Apesar disso, ele evitou se associar publicamente à família Bolsonaro, apostando em uma aproximação de imagem com o governador de São Paulo, Tarcísio de Freitas (Republicanos).
Câmara dividida
O PL perdeu a prefeitura, mas se tornou o partido com mais vereadores eleitos para a Câmara Municipal de Niterói, com quatro nomes.
Um deles é Douglas Gomes, que se identifica como "o vereador de Bolsonaro", e foi o vereador mais votado da história da cidade, com 16.369 votos.
Além dos três vereadores do PDT, a Câmara de Niterói também elegeu dois vereadores do PSOL, dois do PT, e um do PCdoB, totalizando oito num bloco à esquerda.
Enquanto isso, além dos quatro eleitos pelo PL, também estarão na Câmara dois do União, um do Podemos e um do Republicanos, igualando a marca de oito à direita.
O bloco do centro terá dois vereadores do MDB e Cidadania e um do PSD.
Consolidação da direita no Rio
O cientista político Josué Medeiros, professor da UFRJ (Universidade Federal do Rio de Janeiro) e coordenador do Opel (Observatório Político e Eleitoral), acompanhou a campanha em Niterói de perto.
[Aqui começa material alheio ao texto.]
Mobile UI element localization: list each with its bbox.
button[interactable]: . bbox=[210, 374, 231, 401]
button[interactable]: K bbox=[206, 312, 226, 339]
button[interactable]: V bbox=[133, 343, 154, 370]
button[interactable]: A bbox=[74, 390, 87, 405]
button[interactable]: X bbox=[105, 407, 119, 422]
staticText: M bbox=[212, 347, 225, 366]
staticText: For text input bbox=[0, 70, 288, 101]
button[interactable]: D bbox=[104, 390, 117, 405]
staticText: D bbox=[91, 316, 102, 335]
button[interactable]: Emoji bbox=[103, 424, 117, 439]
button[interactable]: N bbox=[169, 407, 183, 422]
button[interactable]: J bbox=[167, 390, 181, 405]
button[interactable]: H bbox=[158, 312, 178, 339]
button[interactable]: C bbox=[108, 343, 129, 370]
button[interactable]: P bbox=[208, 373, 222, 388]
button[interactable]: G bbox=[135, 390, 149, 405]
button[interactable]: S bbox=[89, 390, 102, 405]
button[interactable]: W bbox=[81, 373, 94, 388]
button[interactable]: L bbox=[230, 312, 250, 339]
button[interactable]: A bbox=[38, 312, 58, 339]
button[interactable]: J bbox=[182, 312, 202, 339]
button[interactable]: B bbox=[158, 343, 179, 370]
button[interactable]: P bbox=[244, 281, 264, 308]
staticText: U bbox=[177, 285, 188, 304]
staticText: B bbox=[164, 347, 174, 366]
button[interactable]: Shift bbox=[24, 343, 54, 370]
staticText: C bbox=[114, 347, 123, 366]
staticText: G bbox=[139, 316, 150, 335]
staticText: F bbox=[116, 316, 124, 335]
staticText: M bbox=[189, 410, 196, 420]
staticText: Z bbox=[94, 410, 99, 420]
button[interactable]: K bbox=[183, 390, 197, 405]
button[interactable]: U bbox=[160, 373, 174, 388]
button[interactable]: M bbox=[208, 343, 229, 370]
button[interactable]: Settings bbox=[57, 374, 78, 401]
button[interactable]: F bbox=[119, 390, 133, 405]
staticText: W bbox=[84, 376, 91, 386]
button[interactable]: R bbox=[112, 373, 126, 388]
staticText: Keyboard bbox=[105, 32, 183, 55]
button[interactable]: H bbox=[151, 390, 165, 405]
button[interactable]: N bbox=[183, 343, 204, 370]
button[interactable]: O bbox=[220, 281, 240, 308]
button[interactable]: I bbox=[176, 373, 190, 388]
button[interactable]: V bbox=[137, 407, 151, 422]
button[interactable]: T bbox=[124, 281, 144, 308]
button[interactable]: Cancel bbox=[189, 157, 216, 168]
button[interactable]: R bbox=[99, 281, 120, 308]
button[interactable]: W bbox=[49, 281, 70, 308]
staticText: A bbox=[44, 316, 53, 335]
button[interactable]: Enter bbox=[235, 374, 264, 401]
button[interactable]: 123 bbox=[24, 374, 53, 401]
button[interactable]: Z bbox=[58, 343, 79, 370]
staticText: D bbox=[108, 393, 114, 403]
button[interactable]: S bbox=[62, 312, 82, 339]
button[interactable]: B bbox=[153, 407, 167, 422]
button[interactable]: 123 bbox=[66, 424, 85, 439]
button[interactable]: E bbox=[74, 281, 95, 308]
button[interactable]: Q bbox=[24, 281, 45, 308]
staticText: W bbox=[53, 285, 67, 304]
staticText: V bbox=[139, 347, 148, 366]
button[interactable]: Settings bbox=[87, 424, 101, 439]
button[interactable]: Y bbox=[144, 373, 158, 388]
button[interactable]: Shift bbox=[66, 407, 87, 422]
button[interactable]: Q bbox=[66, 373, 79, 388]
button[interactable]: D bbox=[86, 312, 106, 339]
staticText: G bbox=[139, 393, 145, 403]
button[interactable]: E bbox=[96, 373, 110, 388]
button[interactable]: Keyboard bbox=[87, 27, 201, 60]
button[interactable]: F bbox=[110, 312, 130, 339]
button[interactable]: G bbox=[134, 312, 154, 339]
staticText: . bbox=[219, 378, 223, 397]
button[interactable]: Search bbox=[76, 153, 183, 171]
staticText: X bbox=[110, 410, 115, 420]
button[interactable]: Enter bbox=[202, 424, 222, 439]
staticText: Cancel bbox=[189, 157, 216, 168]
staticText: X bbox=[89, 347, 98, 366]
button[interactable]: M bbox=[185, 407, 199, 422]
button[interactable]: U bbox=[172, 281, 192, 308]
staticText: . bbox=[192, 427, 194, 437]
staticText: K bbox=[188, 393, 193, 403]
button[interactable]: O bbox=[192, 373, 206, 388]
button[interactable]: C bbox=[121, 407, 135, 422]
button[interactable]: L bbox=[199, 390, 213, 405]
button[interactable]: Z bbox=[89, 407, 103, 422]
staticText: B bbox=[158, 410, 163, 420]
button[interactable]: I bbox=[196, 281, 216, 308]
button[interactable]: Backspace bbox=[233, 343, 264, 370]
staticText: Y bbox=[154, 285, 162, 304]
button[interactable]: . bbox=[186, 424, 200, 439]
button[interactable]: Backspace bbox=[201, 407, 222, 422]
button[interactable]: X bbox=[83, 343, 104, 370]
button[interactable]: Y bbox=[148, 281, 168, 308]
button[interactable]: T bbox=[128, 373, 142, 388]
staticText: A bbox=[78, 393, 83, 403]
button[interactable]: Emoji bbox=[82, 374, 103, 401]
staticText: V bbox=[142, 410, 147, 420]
Segundo ele, o mapa do Rio de Janeiro todo mostra um avanço e uma consolidação da extrema direita no estado. O PL e partidos aliados ao governador Claudio Castro (PL) conseguiram eleger os prefeitos das cidades mais importantes do estado, à exceção da capital, Niterói e Maricá.
"Dentro desse contexto, Rio e Niterói foram cidades que resistiram, mas devido, também, aos sucessos dos grupos políticos vigentes, seja o Paes no Rio, seja Neves em Niterói", afirma o cientista político da UFRJ.
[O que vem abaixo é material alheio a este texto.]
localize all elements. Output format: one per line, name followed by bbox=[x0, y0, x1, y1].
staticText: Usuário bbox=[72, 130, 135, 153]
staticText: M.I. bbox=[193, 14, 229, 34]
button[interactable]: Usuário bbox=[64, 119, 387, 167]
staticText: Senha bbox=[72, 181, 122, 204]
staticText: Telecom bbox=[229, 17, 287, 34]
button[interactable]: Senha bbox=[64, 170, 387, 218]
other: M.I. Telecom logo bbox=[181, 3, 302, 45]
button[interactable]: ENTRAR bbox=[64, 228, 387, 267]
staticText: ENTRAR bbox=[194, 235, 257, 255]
Entre os argumentos utilizados por Neves na campanha foi a defesa pela democracia. "Isso se deve ao fato de Jordy ser um dos envolvidos nas preparações e consequências de 8 de janeiro", diz Medeiros.
"Niterói nunca teve milícia de fato e as políticas públicas da cidade, como uma moeda social, foram bastante exitosas", complementa.
Sobre o avanço de vereadores de direita na Câmara, o especialista avalia que ocorreu um "processo parecido com o resto do Brasil".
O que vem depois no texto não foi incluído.